Con el fin de que todos puedan cumplir su cometido en el seno de la comunidad política, cada uno de sus miembros ha de trabajar por la consecución del bien común en el marco de una amplia participación en la vida pública. Para ello, es particularmente necesario favorecer y cultivar las virtudes humanas, como la integridad moral, el desinterés, el sentido de responsabilidad, el espíritu de sacrificio y solidaridad que, junto con la creatividad y competencia técnica en los diversos campos, hagan posible la superación de las dificultades presentes para poder alcanzar así nuevas metas de prosperidad y progreso. En este marco de virtudes cívicas será ciertamente alentador para las futuras generaciones, y suscitará en los ciudadanos un espíritu de leal participación, la ejemplaridad de los gobernantes, legisladores y magistrados, así como de cuantos desempeñan funciones directivas en la sociedad. A este respecto, el Concilio Vaticano II afirma expresamente que “quienes son o pueden llegar a ser capaces de ejercer este arte tan difícil y tan noble que es la política, han de prepararse para ella y procurar ejercitarla con olvido del propio interés y de toda ganancia venal” (Gaudium et spes, 75).

En el umbral del V Centenario de la Evangelización del Nuevo Mundo, la Iglesia en Argentina, así como en las demás Naciones hermanas de ese “continente de la esperanza”, se prepara a tan magno acontecimiento con vivo agradecimiento al Señor por el inestimable don de la fe. Ella es consciente de la inmensa obra evangelizadora y de promoción humana y cultural que llevaron a cabo tantos hombres y mujeres que dedicaron su vida a predicar el mensaje de salvación, a mitigar el dolor, a instruir y educar, dando testimonio de abnegada entrega en favor de los más necesitados.

Ayer como hoy, la Iglesia, con el debido respeto a la propia autonomía de las instituciones y autoridades civiles, continuará incansable en promover y alentar todas aquellas iniciativas que sirvan a la causa del hombre, a su dignificación y progreso integral, favoreciendo siempre la dimensión espiritual y religiosa de la persona en su vida individual, familiar y social. El carácter espiritual y religioso de su misión le permite llevar a cabo este servicio por encima de motivaciones terrenas o intereses de parte pues, como señala el Concilio Vaticano II, “al no estar ligada a ninguna forma particular de civilización, la Iglesia, por esta su universalidad, puede constituir un vínculo estrechísimo entre las diferentes naciones y comunidades humanas, con tal de que éstas tengan confianza en ella y reconozcan efectivamente su verdadera libertad para cumplir tal misión”(Gaudium et spes, 42).

Señor Embajador, antes de terminar este encuentro, pláceme asegurarle mi benevolencia y apoyo, para que la alta misión que le ha sido encomendada se cumpla felizmente.
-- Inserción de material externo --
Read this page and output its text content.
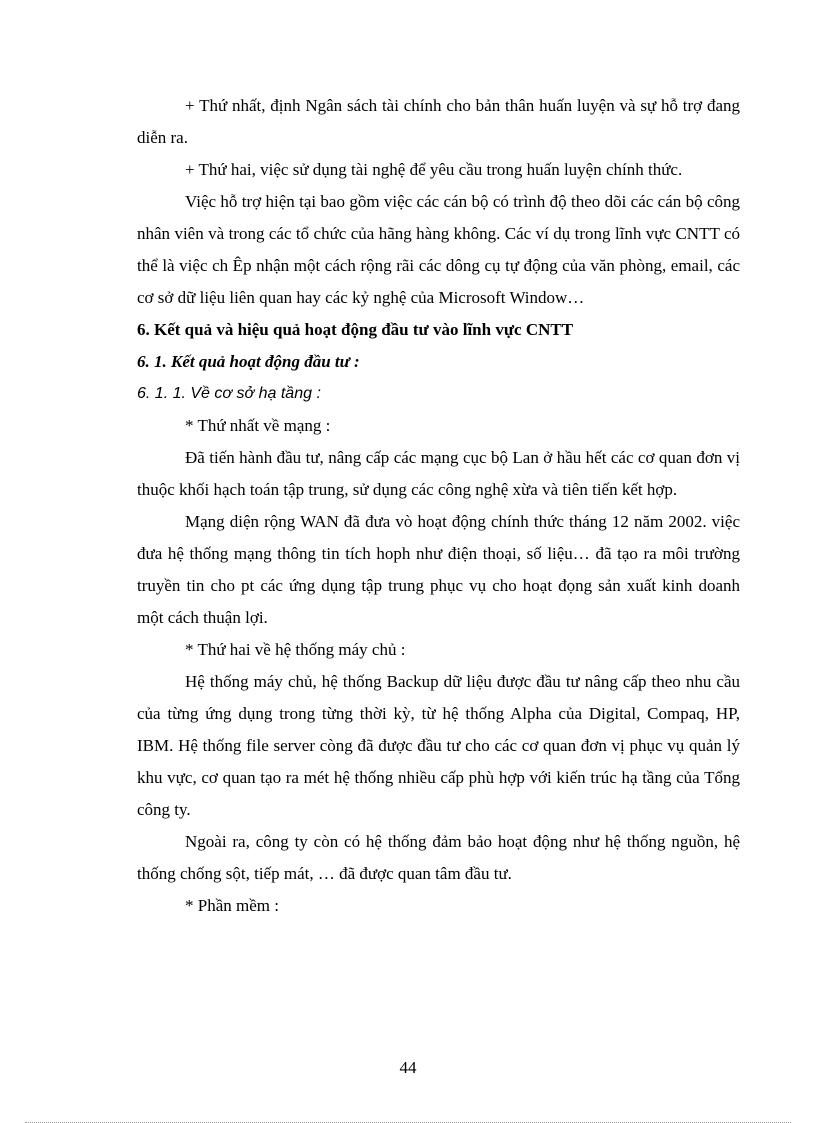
+ Thứ nhất, định Ngân sách tài chính cho bản thân huấn luyện và sự hỗ trợ đang diễn ra.

+ Thứ hai, việc sử dụng tài nghệ để yêu cầu trong huấn luyện chính thức.

Việc hỗ trợ hiện tại bao gồm việc các cán bộ có trình độ theo dõi các cán bộ công nhân viên và trong các tổ chức của hãng hàng không. Các ví dụ trong lĩnh vực CNTT có thể là việc ch Êp nhận một cách rộng rãi các dông cụ tự động của văn phòng, email, các cơ sở dữ liệu liên quan hay các kỷ nghệ của Microsoft Window…

6. Kết quả và hiệu quả hoạt động đầu tư vào lĩnh vực CNTT

6. 1. Kết quả hoạt động đầu tư :

6. 1. 1. Về cơ sở hạ tầng :

* Thứ nhất về mạng :

Đã tiến hành đầu tư, nâng cấp các mạng cục bộ Lan ở hầu hết các cơ quan đơn vị thuộc khối hạch toán tập trung, sử dụng các công nghệ xừa và tiên tiến kết hợp.

Mạng diện rộng WAN đã đưa vò hoạt động chính thức tháng 12 năm 2002. việc đưa hệ thống mạng thông tin tích hoph như điện thoại, số liệu… đã tạo ra môi trường truyền tin cho pt các ứng dụng tập trung phục vụ cho hoạt đọng sản xuất kinh doanh một cách thuận lợi.

* Thứ hai về hệ thống máy chủ :

Hệ thống máy chủ, hệ thống Backup dữ liệu được đầu tư nâng cấp theo nhu cầu của từng ứng dụng trong từng thời kỳ, từ hệ thống Alpha của Digital, Compaq, HP, IBM. Hệ thống file server còng đã được đầu tư cho các cơ quan đơn vị phục vụ quản lý khu vực, cơ quan tạo ra mét hệ thống nhiều cấp phù hợp với kiến trúc hạ tầng của Tổng công ty.

Ngoài ra, công ty còn có hệ thống đảm bảo hoạt động như hệ thống nguồn, hệ thống chống sột, tiếp mát, … đã được quan tâm đầu tư.

* Phần mềm :

44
Por mediación de Nuestra Señora de Luján, Patrona de la Nación argentina, elevo mi plegaria al Altísimo para que asista siempre con sus dones a Usted y a su familia, a sus colaboradores, a los gobernantes de su noble país, así como al amadísimo pueblo argentino, tan cercano siempre al corazón del Papa.


*AAS 85 (1993), p. 350-352.

Insegnamenti di Giovanni Paolo II, vol. XV, 1 pp. 692-695.

Att. SS. 1992 pp. 211-213.

L’Osservatore Romano 24.3.1992 p.6.

L'Osservatore Romano. Edición Semanal en lengua española, n.13, p.6 (p.186).